Was den Krieger (Praktizierenden von Selbsterkenntnis) vom Alltagsmenschen unterscheidet

Abschied von der Konvention der "Normalität"

Der Krieger (bzw. der Praktizierende von Selbsterkenntnis) lebt und handelt in dem Wissen, daß das Leben kein bloßes, sinn- und zweckloses Dahindriften ist, so wie es die ihn umgehenden Alltagsmenschen erfahren. Jegliche Erfahrung, die er durch Wahrheitssuche macht, beweist ihm, daß es etwas gibt, das mehr wert ist als alle äußerliche Ablenkung, Unterhaltung oder Suche nach Erfüllung und Befriedigung. Je mehr er sich selbst auf die Spur gelangt, desto mehr gelangt er auf die Fährte des Sinns seiner Existenz.

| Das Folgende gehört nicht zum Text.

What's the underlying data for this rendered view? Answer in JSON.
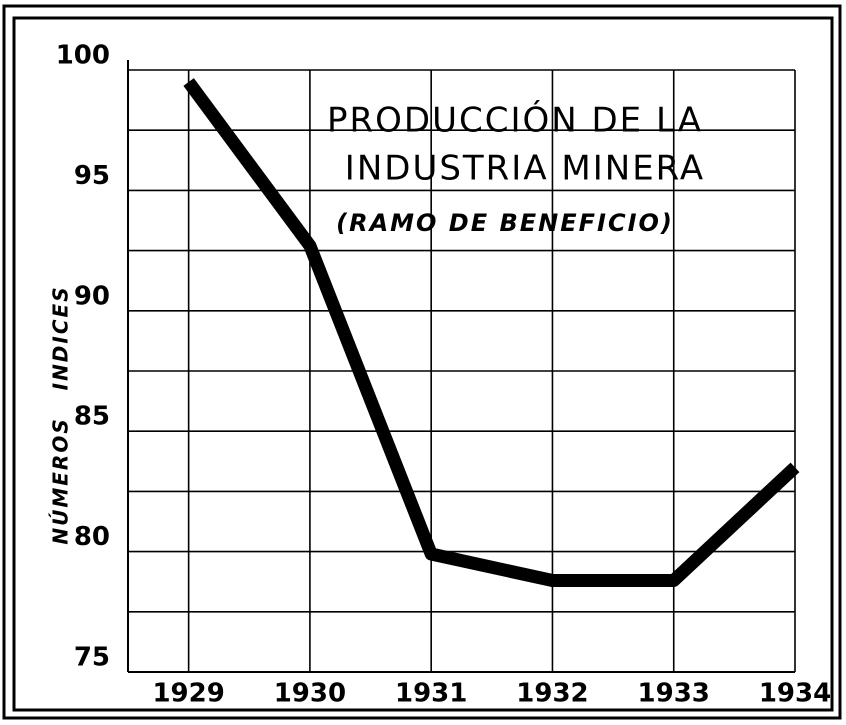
{
  "chart_data": {
    "type": "line",
    "title": [
      "PRODUCCIÓN DE LA",
      "INDUSTRIA MINERA"
    ],
    "subtitle": "(RAMO DE BENEFICIO)",
    "y_label": "NÚMEROS   INDICES",
    "x": [
      1929,
      1930,
      1931,
      1932,
      1933,
      1934
    ],
    "series": [
      {
        "color": "#000000",
        "values": [
          99.5,
          92.7,
          79.9,
          78.8,
          78.8,
          83.5
        ]
      }
    ],
    "xlim": [
      1928.5,
      1934
    ],
    "xticks": [
      1929,
      1930,
      1931,
      1932,
      1933,
      1934
    ],
    "ylim": [
      75,
      100
    ],
    "yticks": [
      75,
      80,
      85,
      90,
      95,
      100
    ],
    "y_minor_ticks": [
      77.5,
      82.5,
      87.5,
      92.5,
      97.5
    ],
    "grid": true
  }
}
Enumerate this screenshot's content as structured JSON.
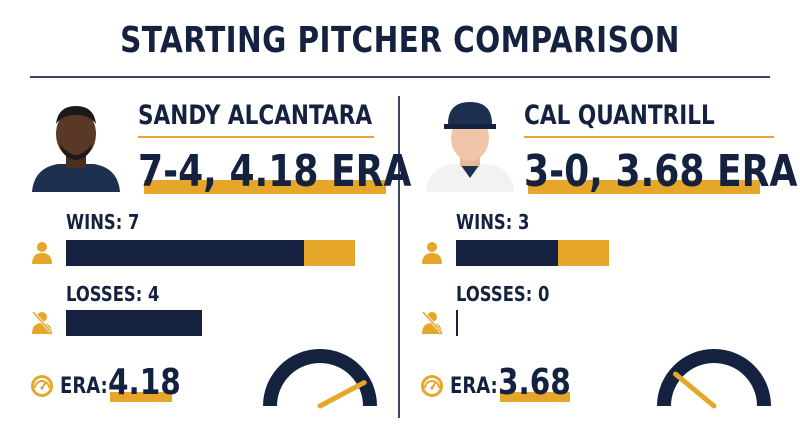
{
  "title": "STARTING PITCHER COMPARISON",
  "colors": {
    "navy": "#14223f",
    "gold": "#e5a62a"
  },
  "chart_data": {
    "type": "bar",
    "categories": [
      "WINS",
      "LOSSES"
    ],
    "scale_max": 9,
    "series": [
      {
        "name": "SANDY ALCANTARA",
        "values": [
          7,
          4
        ]
      },
      {
        "name": "CAL QUANTRILL",
        "values": [
          3,
          0
        ]
      }
    ]
  },
  "pitchers": [
    {
      "name": "SANDY ALCANTARA",
      "record": "7-4, 4.18 ERA",
      "wins_label": "WINS: 7",
      "losses_label": "LOSSES: 4",
      "wins": 7,
      "losses": 4,
      "era_label": "ERA:",
      "era_value": "4.18",
      "era": 4.18,
      "headshot_icon": "player-headshot-icon"
    },
    {
      "name": "CAL QUANTRILL",
      "record": "3-0, 3.68 ERA",
      "wins_label": "WINS: 3",
      "losses_label": "LOSSES: 0",
      "wins": 3,
      "losses": 0,
      "era_label": "ERA:",
      "era_value": "3.68",
      "era": 3.68,
      "headshot_icon": "player-headshot-icon"
    }
  ],
  "icons": {
    "wins": "person-icon",
    "losses": "person-crossed-icon",
    "era": "speedometer-icon"
  },
  "gauge": {
    "min": 2,
    "max": 6
  }
}
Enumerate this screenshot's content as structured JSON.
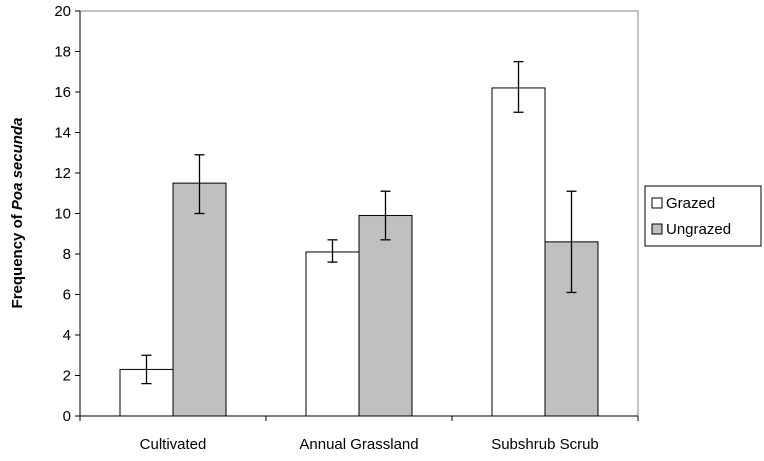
{
  "chart_data": {
    "type": "bar",
    "categories": [
      "Cultivated",
      "Annual Grassland",
      "Subshrub Scrub"
    ],
    "series": [
      {
        "name": "Grazed",
        "color": "#ffffff",
        "values": [
          2.3,
          8.1,
          16.2
        ],
        "error_low": [
          1.6,
          7.6,
          15.0
        ],
        "error_high": [
          3.0,
          8.7,
          17.5
        ]
      },
      {
        "name": "Ungrazed",
        "color": "#c0c0c0",
        "values": [
          11.5,
          9.9,
          8.6
        ],
        "error_low": [
          10.0,
          8.7,
          6.1
        ],
        "error_high": [
          12.9,
          11.1,
          11.1
        ]
      }
    ],
    "ylabel_prefix": "Frequency of ",
    "ylabel_italic": "Poa secunda",
    "xlabel": "",
    "ylim": [
      0,
      20
    ],
    "yticks": [
      "0",
      "2",
      "4",
      "6",
      "8",
      "10",
      "12",
      "14",
      "16",
      "18",
      "20"
    ],
    "grid": false,
    "legend_position": "right"
  }
}
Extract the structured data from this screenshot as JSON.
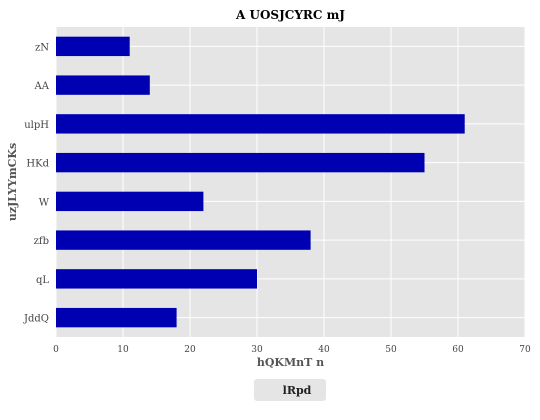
{
  "chart_data": {
    "type": "bar",
    "orientation": "horizontal",
    "title": "A UOSJCYRC mJ",
    "xlabel": "hQKMnT n",
    "ylabel": "uzJLYYmCKs",
    "categories": [
      "zN",
      "AA",
      "ulpH",
      "HKd",
      "W",
      "zfb",
      "qL",
      "JddQ"
    ],
    "series": [
      {
        "name": "lRpd",
        "values": [
          11,
          14,
          61,
          55,
          22,
          38,
          30,
          18
        ]
      }
    ],
    "xlim": [
      0,
      70
    ],
    "xticks": [
      0,
      10,
      20,
      30,
      40,
      50,
      60,
      70
    ],
    "grid": true,
    "legend_position": "bottom-center",
    "colors": {
      "bar": "#0000b3",
      "plot_background": "#e5e5e5",
      "grid": "#ffffff"
    }
  }
}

Das Herausfallen aus dem Kontext der Oberflächlichkeit, in dem die Massenmenschen gefangen sind, bedeutet eine grundlegende Verabschiedung. Wer diese Verabschiedung aber meidet, wird entweder zwischen den Stühlen sitzen bleiben und dort nur wertvolle Lebenszeit verlieren, oder er wird sich wieder in den Schlaf der Massen zurückflüchten und versuchen, die Einblicke, die ihm zuteil geworden sind, aus seiner Erinnerung möglichst komplett zu tilgen.

Sich mit den Ansichten anderer zu befassen und sich um das Denken der übrigen Menschen zu bekümmern, ist die Wurzel der Verhaftung an das Ich. Befaßt euch nur mit dem Buddha-Dharma und folgt nicht dem Denken der Welt. Eihei Dogen

Die Stimmung des Kriegers (Selbstverantwortung)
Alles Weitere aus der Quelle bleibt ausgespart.